A few days ago, I enjoyed the daily post of Matthew Dicks. His title was, “How to transform your child into a writer.” While his example and suggestions were specific to writing, they could apply as easily to any creative endeavor. Actually, they could apply to any attempt to try something new, especially something that takes time to learn, that takes work to be good at.
Here’s what he says:
“As a teacher and a writer, I often give parents advice on helping their children to become effective writers who (more importantly) love to write.
My advice is simple:
Be the best audience possible for your child’s work. If he or she wants to read something to you, drop everything. Allow the chicken to burn in the frying pan. Allow the phone to ring off the hook. Give your child your full and complete attention. When a child reads something that they have written to someone who they love and respect, it is the most important thing happening in the world at that moment.

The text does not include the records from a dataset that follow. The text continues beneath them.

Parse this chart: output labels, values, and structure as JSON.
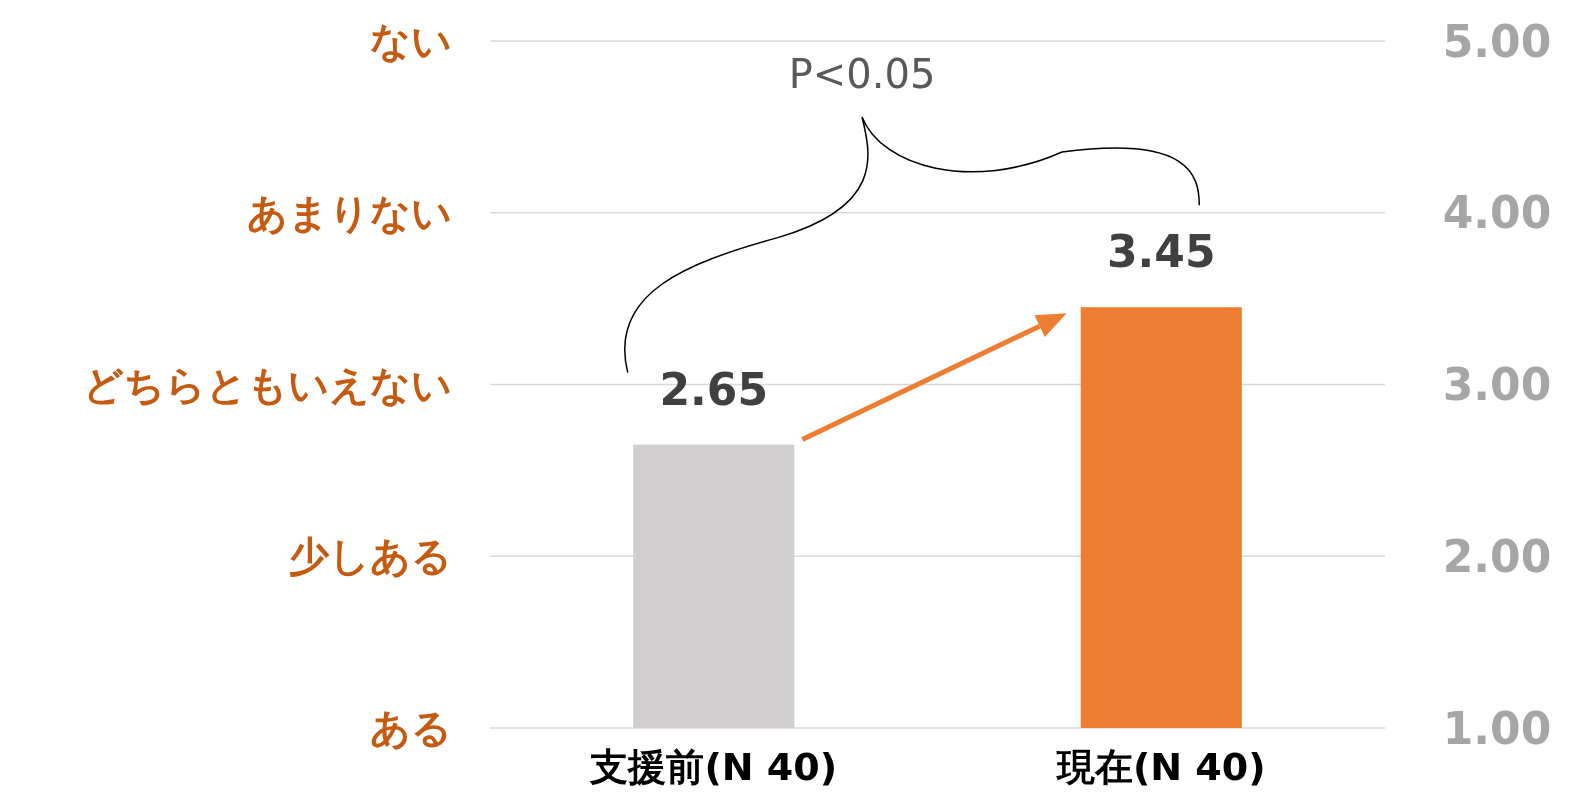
{
  "chart_data": {
    "type": "bar",
    "categories": [
      "支援前(N 40)",
      "現在(N 40)"
    ],
    "values": [
      2.65,
      3.45
    ],
    "colors": [
      "#d0cecf",
      "#ed7d31"
    ],
    "ylim": [
      1,
      5
    ],
    "yticks": [
      {
        "value": 1,
        "label": "1.00"
      },
      {
        "value": 2,
        "label": "2.00"
      },
      {
        "value": 3,
        "label": "3.00"
      },
      {
        "value": 4,
        "label": "4.00"
      },
      {
        "value": 5,
        "label": "5.00"
      }
    ],
    "grid": "y",
    "data_labels": true,
    "annotations": [
      "P<0.05",
      "ある",
      "少しある",
      "どちらともいえない",
      "あまりない",
      "ない"
    ]
  }
}
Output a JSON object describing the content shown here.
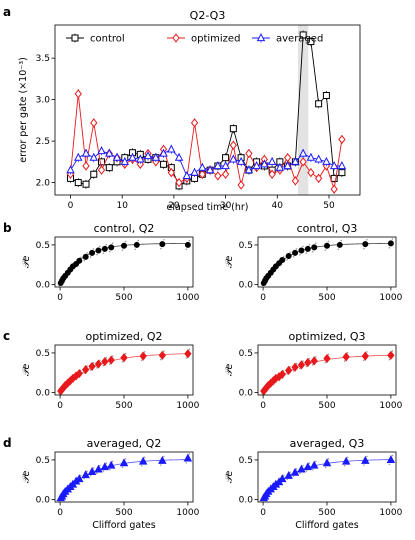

Treat it as such.”
He continues with very specific advice, things to do and things not to do, but it seems to me that it all boils down to the idea of encouragement. Do what ever you can do to encourage children in this activity that interests them. Don’t evaluate, critique, or measure. Encourage and support. I love this idea. And I love it for more than kids.
Everyone needs encouragement to try new things. All of us need a chance to make mistakes, misspell words, and be sloppy, or color the sky purple. One of my favorite facts about the word encourage is that it starts with the word ‘cor’ or heart. Thus to encourage someone is to give them heart. It’s to give them attention and support. And that attention and support can mean everything in supporting a child to become a writer, an artist. And the same is true in helping a staff member learn a new skill, take on a new responsibility, or step into a leadership role. Encouragement can be the magic ingredient in any type of transformation.
Who has encouraged you on your journey? Who might you encourage as they take on new challenges? The magic of encouragement is that it turns us from someone who can’t do something into someone who can try, learn, and just maybe create wonders. Why don’t you give it a try. (See what I did there – encouragement!)